Freedom promotes harmony
The hum of commerce eases the path of social co-operation in a free
society in part because it offers man opportunities by serving others
which are simply not available by acting alone or in a state of war of
all against all. These incentives allow us to co-operate with each other
even though our views on political issues or our religious beliefs may
radically differ. When people supply goods and services or buy them
from others, they do not know with whom they deal. Protestant,
Catholic, Jew and Muslim all benefit from the commercial activity of
each other in a free society without altering their fundamental beliefs.

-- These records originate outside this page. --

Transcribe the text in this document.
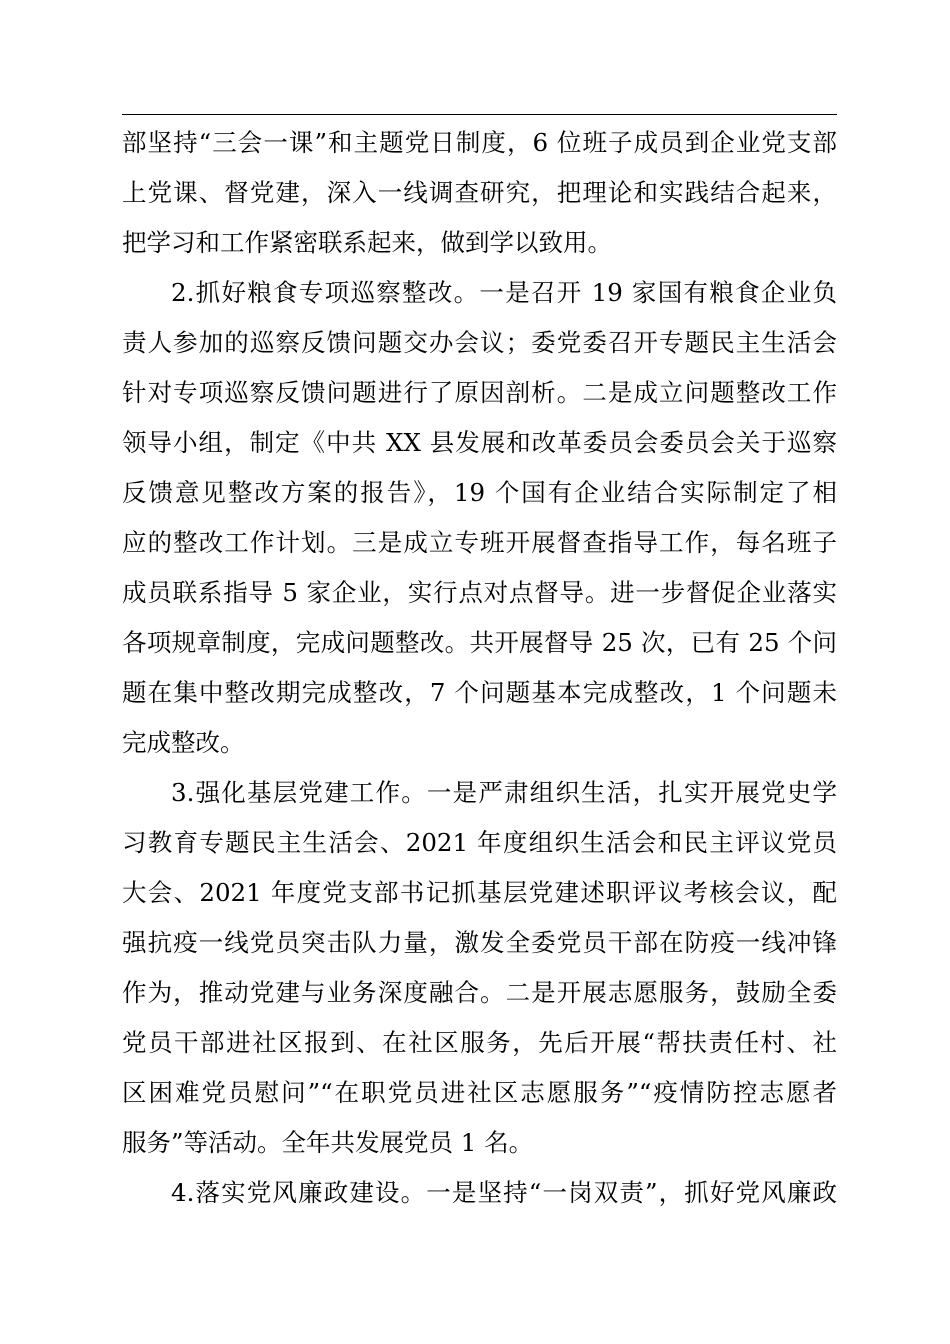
部坚持“三会一课”和主题党日制度，6 位班子成员到企业党支部
上党课、督党建，深入一线调查研究，把理论和实践结合起来，
把学习和工作紧密联系起来，做到学以致用。
2.抓好粮食专项巡察整改。一是召开 19 家国有粮食企业负
责人参加的巡察反馈问题交办会议；委党委召开专题民主生活会
针对专项巡察反馈问题进行了原因剖析。二是成立问题整改工作
领导小组，制定《中共 XX 县发展和改革委员会委员会关于巡察
反馈意见整改方案的报告》，19 个国有企业结合实际制定了相
应的整改工作计划。三是成立专班开展督查指导工作，每名班子
成员联系指导 5 家企业，实行点对点督导。进一步督促企业落实
各项规章制度，完成问题整改。共开展督导 25 次，已有 25 个问
题在集中整改期完成整改，7 个问题基本完成整改，1 个问题未
完成整改。
3.强化基层党建工作。一是严肃组织生活，扎实开展党史学
习教育专题民主生活会、2021 年度组织生活会和民主评议党员
大会、2021 年度党支部书记抓基层党建述职评议考核会议，配
强抗疫一线党员突击队力量，激发全委党员干部在防疫一线冲锋
作为，推动党建与业务深度融合。二是开展志愿服务，鼓励全委
党员干部进社区报到、在社区服务，先后开展“帮扶责任村、社
区困难党员慰问”“在职党员进社区志愿服务”“疫情防控志愿者
服务”等活动。全年共发展党员 1 名。
4.落实党风廉政建设。一是坚持“一岗双责”，抓好党风廉政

- 86 -Their security and prosperity is dependent on that of each other and in
free societies far surpasses that of those nations where conflict marks differences of faith. These differences are resolved peaceably and profitably
in a free society, because the benefits of these values have been passed
down thorough society and become part of the moral framework. The
absence of this mechanism for transmitting moral values in non-free
societies is one of the reasons why religious strife and social discord mark
societies that have never known freedom.
Freedom creates order
One key institution that makes the co-ordination of a free society
possible is the law. In a free society, law is not the same as the arbitrary
government of totalitarian and autocratic societies nor is it the same as
the legislation of Western parliaments. It is, as we have seen, a code
which has evolved not at the hands of politicians but in the decisions of
judges. Tocqueville in Democracy in America described how laws keep
order in a free society. He observed that “the spirit of the law which is
produced in the schools and courts of justice, gradually penetrates
beyond their walls into the bosom of society, where it descends to the
lowest classes, so that at last the whole people contract the habits and
tastes of the judicial magistrate.” The law is respected in a free society
not by the use of force, (although governments do reserve the right to
use force to protect freedom), but because it is based on rules which
have grown up and been tested in real life, and the values, or the spirit
of the law, are closely connected to the moral values of the civilisation.
Over-government undermines that respect by imposing controls on society which do not conform to people’s inherited sense of right and
wrong. Freedom creates order in society. The institutions of a free society give people an interest in keeping the peace, better than any police
state or concentration camp.
- 87 -Reading
Norman Barry, The Invisible Hand in Economics and Politics, London,
Institute of Economic Affairs, 1988.
Friedrich Hayek, Law, Legislation and Liberty, London, Routledge,
1982.
Friedrich Hayek, New Studies in Politics, Philosophy and Economics,
London, Routledge, 1978, chapter 6.
Adam Smith, A Theory of Moral Sentiments, Indianapolis, Liberty
Press, 1976 (1759).
Alexis de Tocqueville, Democracy in America, New York, Fontana,
1968 (1840).
Questions for thought
1. Why is order necessary?
2. Does moral behaviour require laws?